There'll be war, mah boayh.

User Rating: 9 | Final Fantasy XII PS2
There's a definite power behind the name Final Fantasy. Ignoring the intentional contradiction behind a game called "Final" with a number after it, the games themselves never disappoint to stir up the hive, with reinventions and brand new worlds, characters, and motifs that bring every game to the forefront of the gamer psyche. If the games didn't cost so much to make I'd almost be tempted to think Square Enix was doing it just because they thought it was hilarious.

Furthering this theory, few games have taken the Final Fantasy series as far away from the rest of a pack as the Playstation 2 pair of XI and XII; their MMO-like controls and notably Western RPG mechanics are a far cry from the homage-happy IX or the overly emotional cinematic tribulations of X. While XI deals with the management of thousands of players in a consistent online world, XII attempts to bring this experience to the PlayStation 2 in a single player format, and the result is nothing shorter than the series' best, with only a small list of reservations.

The game opens with flashy cinematic sequences and fantastically written and performed exposition, casting the player's perspective into a world of complex intrigue, fantasy and technology that suggests only minor glimpses into the inspiration they sprung from. The story, politically and emotionally dense, curves constantly into new realms and the game's almost endless (and visually obvious) budget makes it difficult to know exactly where the game will take us next. This is not a plot that is held back by technical or budgetary concerns, unlike the rest of the series whose plot personalities were often crafted by the technology that hosted them. Cutscenes are paced excellently and rival Metal Gear Solid 3 for sheer beauty, while granting the player a chain of events that embroils a great cast of believable, interesting characters voiced by some of the best actors in any video game.

What makes the plot so interesting is the world that it inhabits and brings to life so flawlessly. The opening city is a sprawling urban landscape with more load times than Oblivion on horseback (the only noticeable relic of the game's PlayStation 2 host), offering hundreds of citizens to chat with and a multitude of realms to explore. As the game opens up in the initial few hours, side quests appear much like in the world's initial host, the Game Boy Advance masterpiece Final Fantasy Tactics Advance; these give the player an incentive to travel beyond those boundaries and explore this MMO-like world populated with so much polished creativity and flair that it's nearly staggering. These side quests give breathing room to the plot's various dungeons and focused escapades, which are more structured and difficult.

The game's difficulty is just one symptom of Final Fantasy XII's massive, bleeding flaw that overtakes much of the combat through the sprawling adventure, and that is that the combat is simply too slow.
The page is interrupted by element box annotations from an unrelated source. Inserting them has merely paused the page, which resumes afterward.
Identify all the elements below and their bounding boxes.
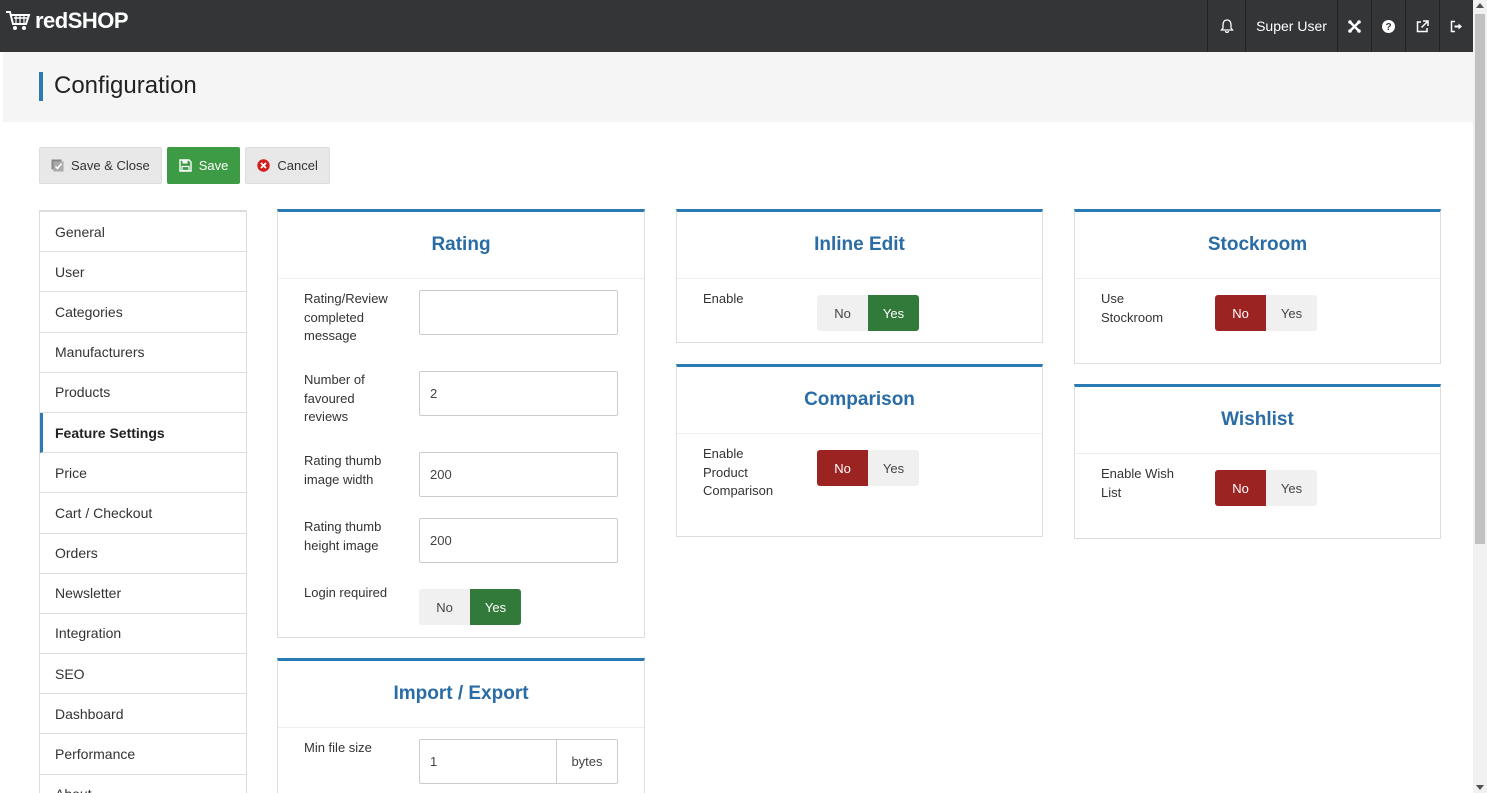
cancel-label: Cancel: [277, 158, 318, 173]
sidebar-item-integration[interactable]: Integration: [40, 614, 246, 655]
wishlist-enable-toggle: No Yes: [1215, 470, 1317, 506]
sidebar-item-performance[interactable]: Performance: [40, 734, 246, 775]
save-button[interactable]: Save: [166, 147, 241, 184]
save-close-button[interactable]: Save & Close: [39, 147, 162, 184]
min-file-size-field: 1 bytes: [419, 739, 618, 784]
inline-edit-panel: Inline Edit Enable No Yes: [676, 209, 1043, 343]
completed-message-input[interactable]: [419, 290, 618, 335]
page-title: Configuration: [54, 72, 197, 99]
login-required-no[interactable]: No: [419, 589, 470, 625]
sidebar-item-orders[interactable]: Orders: [40, 534, 246, 574]
completed-message-label: Rating/Review completed message: [304, 291, 388, 343]
wishlist-enable-no[interactable]: No: [1215, 470, 1266, 506]
favoured-reviews-label: Number of favoured reviews: [304, 372, 365, 424]
cancel-icon: [257, 159, 271, 172]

Even with the speed of the battles cranked up to maximum, the back-and-forth still feels sluggish compared to the game's nearest relative, Star Wars: Knights of the Old Republic. Perhaps Square Enix wanted to make the game feel more strategic (as seen through the excellent Gambit system, allowing you to program your friends' AI) but what it really does is drag out much of what makes the game uninteresting, such as the minor bits of grinding and longer dungeons filled with monsters. The grinding bit is especially damning, because levelling up your characters and practising on smaller monsters still feels like it moves too slow, and as such it's hard to put forth the effort to be at the level where the game thinks you should be. It's not the pacing of the difficulty that's off - it just takes too long to grind.

This is a shame, too, because everything else about the combat is fantastic; the game's deft combination of KOTOR's action/strategy hybrid mixed with the best ideas from the turn based days of Final Fantasy only make the failures of the sluggish battle system more grating and frustrating. Playing with the Gambit system is rewarding and allows the player to customize their experience to a great degree (though a faster battle system would make the Gambit system worth more; in a slow battle it feels like you could manually manage all of your characters without issues). The enemies never fail to delight, both through art design and battle prowess, and the variety in the stunning environments can legitimately change the outcome of a battle. The plentiful weapons and the skill board, while mildly fiddly and mundane, are at least competent enough to not interfere with the rest of the game's excellence.

In the end, the game's massive lack of a realistically paced combat system can't really drag down how great the rest of the package is. It's the best looking games on the PlayStation 2 (and with a high definition upgrade a la the Playstation 3's discarded PS2 emulation it betrays none of its age), it sounds absolutely gorgeous and the quality of even the most minute details simply seals the world that Square Enix has been crafting for an entire console generation. The engaging plot and excellent story telling solidify Square Enix as a master in their craft, and the battle system, while annoying at times, manages to come off as fun the majority of the time. This game is without a doubt one of the best in the series, and one of the best on the console, no contest.